Institute of Neuroanatomy and Cell Biology, Hannover Medical School, 30625 Hannover, Germany.
Center for Systems Neuroscience (ZSN), 30559 Hannover, Germany.
Cells. 2020 Nov 3;9(11):2405. doi: 10.3390/cells9112405.

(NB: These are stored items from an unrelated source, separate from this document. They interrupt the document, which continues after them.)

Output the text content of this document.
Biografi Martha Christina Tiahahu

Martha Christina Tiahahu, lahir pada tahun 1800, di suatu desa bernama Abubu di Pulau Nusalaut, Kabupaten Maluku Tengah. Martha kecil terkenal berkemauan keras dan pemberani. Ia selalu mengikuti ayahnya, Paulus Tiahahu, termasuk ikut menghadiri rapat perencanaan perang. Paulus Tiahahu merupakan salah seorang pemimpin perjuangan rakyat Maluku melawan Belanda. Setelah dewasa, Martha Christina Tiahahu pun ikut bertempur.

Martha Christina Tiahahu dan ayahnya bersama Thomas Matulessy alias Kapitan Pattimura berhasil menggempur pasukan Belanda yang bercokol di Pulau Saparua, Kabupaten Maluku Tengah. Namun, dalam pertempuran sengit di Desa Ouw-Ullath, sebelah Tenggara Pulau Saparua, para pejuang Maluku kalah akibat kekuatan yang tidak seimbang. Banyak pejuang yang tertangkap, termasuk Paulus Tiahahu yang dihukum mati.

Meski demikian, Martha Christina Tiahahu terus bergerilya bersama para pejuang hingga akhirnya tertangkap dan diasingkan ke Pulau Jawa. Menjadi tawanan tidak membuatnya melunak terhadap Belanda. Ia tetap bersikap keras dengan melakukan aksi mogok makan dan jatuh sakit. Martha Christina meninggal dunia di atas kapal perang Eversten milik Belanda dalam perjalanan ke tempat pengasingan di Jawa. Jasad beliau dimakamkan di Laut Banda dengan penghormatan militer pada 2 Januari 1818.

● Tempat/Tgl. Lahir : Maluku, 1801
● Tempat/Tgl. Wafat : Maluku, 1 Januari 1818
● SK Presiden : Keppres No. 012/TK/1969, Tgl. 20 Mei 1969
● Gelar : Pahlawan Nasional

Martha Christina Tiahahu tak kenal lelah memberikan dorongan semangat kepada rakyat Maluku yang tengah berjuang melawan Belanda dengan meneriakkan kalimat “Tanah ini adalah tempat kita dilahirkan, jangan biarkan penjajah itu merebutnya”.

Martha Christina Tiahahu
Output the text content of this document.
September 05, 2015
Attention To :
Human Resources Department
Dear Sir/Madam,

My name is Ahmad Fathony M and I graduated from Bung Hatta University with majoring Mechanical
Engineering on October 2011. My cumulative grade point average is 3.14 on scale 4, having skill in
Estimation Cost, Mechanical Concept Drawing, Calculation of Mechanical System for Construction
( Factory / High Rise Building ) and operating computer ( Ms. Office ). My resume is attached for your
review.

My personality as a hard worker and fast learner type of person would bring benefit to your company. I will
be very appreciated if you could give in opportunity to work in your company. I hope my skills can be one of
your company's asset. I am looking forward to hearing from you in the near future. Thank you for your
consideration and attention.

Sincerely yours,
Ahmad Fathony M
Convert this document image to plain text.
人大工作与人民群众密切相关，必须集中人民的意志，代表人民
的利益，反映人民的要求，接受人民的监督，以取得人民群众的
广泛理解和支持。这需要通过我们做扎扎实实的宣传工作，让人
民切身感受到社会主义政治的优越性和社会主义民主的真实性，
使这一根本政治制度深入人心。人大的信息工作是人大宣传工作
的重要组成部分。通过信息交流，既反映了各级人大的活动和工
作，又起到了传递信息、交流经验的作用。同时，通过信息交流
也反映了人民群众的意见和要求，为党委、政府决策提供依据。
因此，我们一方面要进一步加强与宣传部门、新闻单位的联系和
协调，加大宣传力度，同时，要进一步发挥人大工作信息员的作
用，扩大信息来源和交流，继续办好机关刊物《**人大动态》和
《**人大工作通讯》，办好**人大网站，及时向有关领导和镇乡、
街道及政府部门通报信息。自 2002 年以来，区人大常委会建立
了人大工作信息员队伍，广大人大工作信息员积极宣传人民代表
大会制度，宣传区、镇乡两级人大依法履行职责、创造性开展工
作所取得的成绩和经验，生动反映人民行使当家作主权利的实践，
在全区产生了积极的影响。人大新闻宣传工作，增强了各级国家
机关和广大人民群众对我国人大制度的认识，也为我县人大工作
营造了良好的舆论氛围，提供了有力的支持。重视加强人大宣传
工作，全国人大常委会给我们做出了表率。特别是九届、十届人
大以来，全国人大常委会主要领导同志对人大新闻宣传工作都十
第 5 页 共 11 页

Spinal Muscular Atrophy (SMA) is a neuromuscular disease caused by decreased levels of the survival of motoneuron (SMN) protein. Post-translational mechanisms for regulation of its stability are still elusive. Thus, we aimed to identify regulatory phosphorylation sites that modulate function and stability. Our results show that SMN residues S290 and S292 are phosphorylated, of which SMN pS290 has a detrimental effect on protein stability and nuclear localization. Furthermore, we propose that phosphatase and tensin homolog (PTEN), a novel phosphatase for SMN, counteracts this effect. In light of recent advancements in SMA therapies, a significant need for additional approaches has become apparent. Our study demonstrates S290 as a novel molecular target site to increase the stability of SMN. Characterization of relevant kinases and phosphatases provides not only a new understanding of SMN function, but also constitutes a novel strategy for combinatorial therapeutic approaches to increase the level of SMN in SMA.
脊髓性肌萎缩症(SMA)是一种由运动神经元存活(SMN)蛋白水平降低引起的神经肌肉疾病。其稳定性的翻译后调节机制仍难以捉摸。因此,我们旨在确定调节功能和稳定性的调节磷酸化位点。我们的结果表明,SMN 残基 S290 和 S292 被磷酸化,其中 SMN pS290 对蛋白质稳定性和核定位有不利影响。此外,我们提出磷酸酶和张力蛋白同源物(PTEN),一种新的 SMN 磷酸酶,可抵消这种作用。鉴于 SMA 治疗的最新进展,明显需要更多的方法。我们的研究表明 S290 是增加 SMN 稳定性的新的分子靶位点。相关激酶和磷酸酶的特性不仅提供了对 SMN 功能的新认识,而且构成了增加 SMA 中 SMN 水平的组合治疗方法的新策略。